Who would have ever thought that I would teach a construction class?!?!!? Yet here I was in Rural Rwanda telling a class full of eager young men what building materials in America are like. They wanted to know how building was different in America. Mind you they have not a single book for 300 students, nor a computer nor TV, so their ideas about the Western world are very limited.
No, actually we didn’t build out of mud in USA, but yes we used some brick and cement. Also our houses are supported by wood. (This they really couldn’t believe.) I used a chalkboard and my very limited artistic skills to demonstrate such things as siding, 2x4s, shingles, insulation, dry wall, carpet. I also tried to tell them about central heating and air as most households here have not so much as a fan. As I was not prepared for this impromptu building class (I walked in to say, “hello” only visiting the school), and not having built anything myself. I had no pictures, and my explanations were amateur to say the least.
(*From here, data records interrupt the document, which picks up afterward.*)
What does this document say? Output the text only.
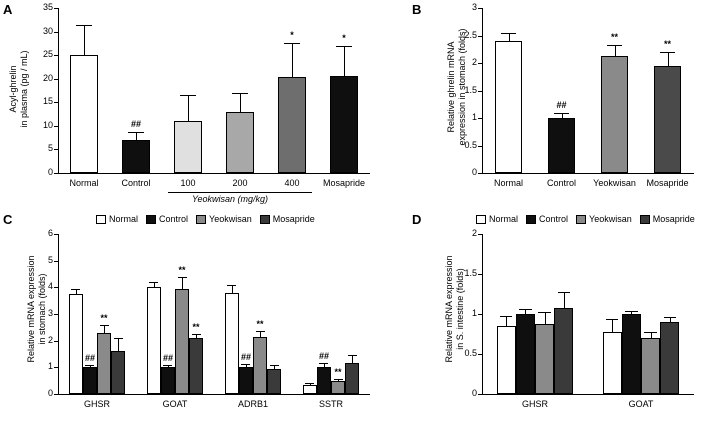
A
Acyl-ghrelin in plasma (pg / mL)
0
5
10
15
20
25
30
35
Normal
##
Control	100	200
*
400
*
Mosapride
Yeokwisan (mg/kg)
B
Relative ghrelin mRNA expression in stomach (folds)
0
0.5
1
1.5
2
2.5
3
Normal
##
Control
**
Yeokwisan
**
Mosapride
C	Normal Control Yeokwisan Mosapride
Relative mRNA expression in stomach (folds)
0
1
2
3
4
5
6
##
**
GHSR
##
**
**
GOAT
##
**
ADRB1
##
**
SSTR
D	Normal Control Yeokwisan Mosapride
Relative mRNA expression in S. intestine (folds)
0
0.5
1
1.5
2
GHSR	GOAT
Yet, here I am days later, in another province still thinking about those young men in their final year of a Secondary level skill training school, and I’m wondering how I could further help these young men. I imagine taking them pictures and how-to videos, short clips from the internet, showing them the Lowe’s and Home Depot websites and letting their imaginations soar with such new thoughts as an entire store of building materials larger than several football fields.
One thing these boys said to me was, “We love America. America is our friend. Please tell our friends in America that we need books- books on building and construction, on land survey and technology.”
Can you imagine an American school not having a single book in a classroom? How do students get new ideas, broader horizons or even accurate concepts without printed materials or pictures to piece information together?
In most schools, the teacher prepares a lesson hand-written in a composition notebook. They then write paragraph after paragraph on a chalk board which is then copied by each student by hand into his own composition book. This scene is repeated in primary, secondary and University levels.
Can you picture how even a small library would transform this school and inspire these students? When I mentioned to a teacher that her students were asking for books, she replied, “Yes, even a dictionary.” This entire school had not even one dictionary!
When I left, one of the older students stopped me again and asked me, “Will you bring us books? Will you come back?” I promised him that I would share his request with my friends, and we could pray for books.